On the way home the teacher’s wife asked Jo Ellen if she was going
to college and she said she didn’t know. Money was a problem but there were other problems as well. She was good on the farm and if she went to college, she would be missed. Her father needed her help.
During their three days at the Optimist Convention, the teacher and
his wife did their best to convince Jo Ellen she could succeed in
college. And Jo Ellen told her sister – the young “stranger” the
teacher had met at the Mall that day – that her three days at the state capital changed her life. She said no one had ever told her before that she could be somebody. She remembered the teacher telling her she was already somebody. His wife chimed in and agreed.

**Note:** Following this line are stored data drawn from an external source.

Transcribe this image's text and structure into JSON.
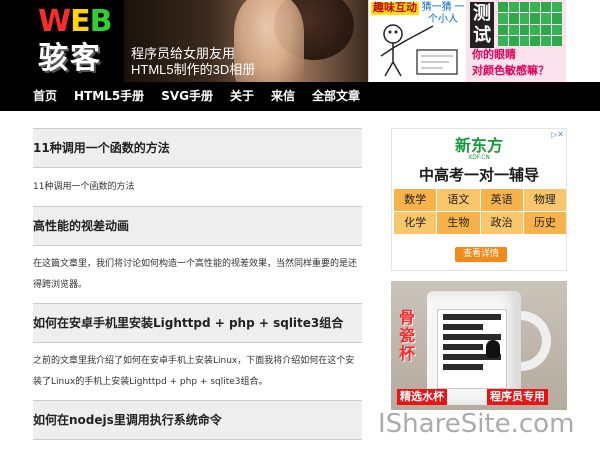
{
  "header": {
    "logo_text": [
      "W",
      "E",
      "B"
    ],
    "logo_han": "骇客",
    "banner": {
      "line1": "程序员给女朋友用",
      "line2": "HTML5制作的3D相册"
    },
    "ad_cartoon": {
      "tag1": "趣味互动",
      "tag2": "猜一猜 一个小人"
    },
    "ad_test": {
      "big": "测试",
      "line1": "你的眼睛",
      "line2": "对颜色敏感嘛？"
    }
  },
  "nav": {
    "items": [
      "首页",
      "HTML5手册",
      "SVG手册",
      "关于",
      "来信",
      "全部文章"
    ]
  },
  "posts": [
    {
      "title": "11种调用一个函数的方法",
      "excerpt": "11种调用一个函数的方法"
    },
    {
      "title": "高性能的视差动画",
      "excerpt": "在这篇文章里，我们将讨论如何构造一个高性能的视差效果，当然同样重要的是还得跨浏览器。"
    },
    {
      "title": "如何在安卓手机里安装Lighttpd + php + sqlite3组合",
      "excerpt": "之前的文章里我介绍了如何在安卓手机上安装Linux，下面我将介绍如何在这个安装了Linux的手机上安装Lighttpd + php + sqlite3组合。"
    },
    {
      "title": "如何在nodejs里调用执行系统命令",
      "excerpt": ""
    }
  ],
  "sidebar": {
    "ad1": {
      "brand": "新东方",
      "brand_sub": "XDF.CN",
      "headline": "中高考一对一辅导",
      "subjects": [
        "数学",
        "语文",
        "英语",
        "物理",
        "化学",
        "生物",
        "政治",
        "历史"
      ],
      "cta": "查看详情"
    },
    "ad2": {
      "label1": "骨瓷杯",
      "label2": "精选水杯",
      "label3": "程序员专用"
    }
  },
  "watermark": "IShareSite.com",
  "colors": {
    "nav_bg": "#000000",
    "title_bg": "#eeeeee",
    "accent_orange": "#f7b34a"
  }
}
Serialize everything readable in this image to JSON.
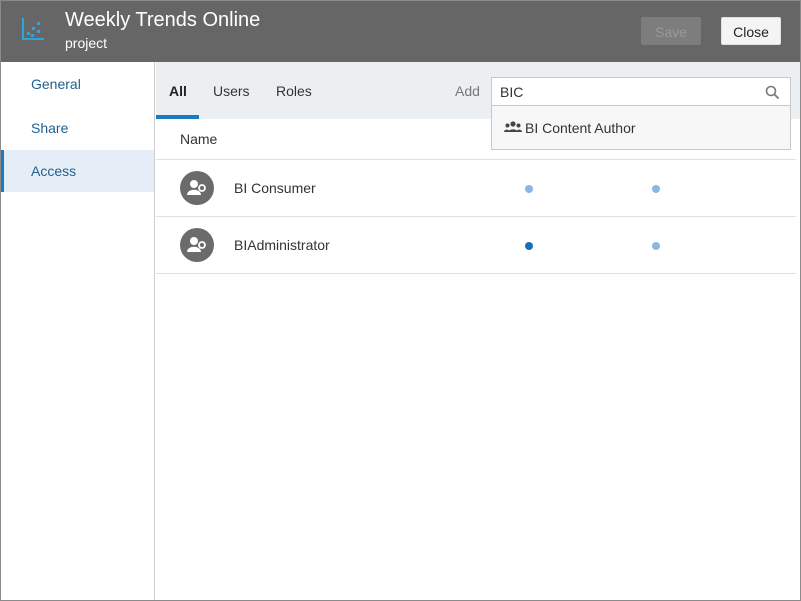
{
  "header": {
    "title": "Weekly Trends Online",
    "subtitle": "project",
    "save_label": "Save",
    "close_label": "Close",
    "icon": "chart-icon"
  },
  "sidebar": {
    "items": [
      {
        "label": "General",
        "active": false
      },
      {
        "label": "Share",
        "active": false
      },
      {
        "label": "Access",
        "active": true
      }
    ]
  },
  "tabs": {
    "items": [
      {
        "label": "All",
        "active": true
      },
      {
        "label": "Users",
        "active": false
      },
      {
        "label": "Roles",
        "active": false
      }
    ],
    "add_label": "Add"
  },
  "search": {
    "value": "BIC",
    "icon": "search-icon"
  },
  "dropdown": {
    "items": [
      {
        "label": "BI Content Author",
        "icon": "group-icon"
      }
    ]
  },
  "list": {
    "name_header": "Name",
    "rows": [
      {
        "name": "BI Consumer",
        "col1": "light",
        "col2": "light"
      },
      {
        "name": "BIAdministrator",
        "col1": "dark",
        "col2": "light"
      }
    ]
  },
  "colors": {
    "header_bg": "#666666",
    "accent": "#1a7bc1",
    "dot_light": "#8ab6e3",
    "dot_dark": "#1a70b8"
  }
}
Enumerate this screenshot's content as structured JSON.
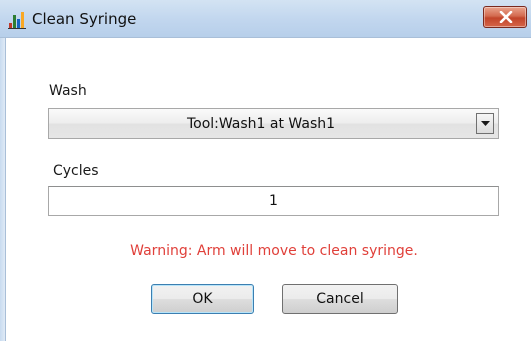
{
  "window": {
    "title": "Clean Syringe",
    "icon": "app-chart-icon",
    "close_icon": "close-x-icon"
  },
  "wash": {
    "label": "Wash",
    "selected": "Tool:Wash1 at Wash1",
    "dropdown_icon": "chevron-down-icon"
  },
  "cycles": {
    "label": "Cycles",
    "value": "1"
  },
  "warning": {
    "text": "Warning: Arm will move to clean syringe.",
    "color": "#e0403a"
  },
  "buttons": {
    "ok": "OK",
    "cancel": "Cancel"
  }
}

Among poor kids self-esteem is almost always an issue, the old teacher told me. This is a problem teachers can see but parents often cannot because they may also suffer from it. Poverty can affect generation after generation.
As a senior in high school Jo Ellen wrote another essay as part of an admission process and as a result she received a scholarship to a state university. She graduated with a double major and accepted a commission in the Air Force. This quiet girl went on to become an
officer who was promoted several times prior to meeting her husband
and leaving the service. And now, as her sister told her former
teacher, Jo Ellen has a nice family and has succeeded in business.
The retired teacher was pleased, of course, to hear that Jo Ellen
remembers him. He said there are many roses in the garden of his
memory. But Jo Ellen Brown is a distinct, beautiful moment. He can never forget her. He remembers a lot of his students but Jo Ellen Brown made his life as a teacher glow in the dark.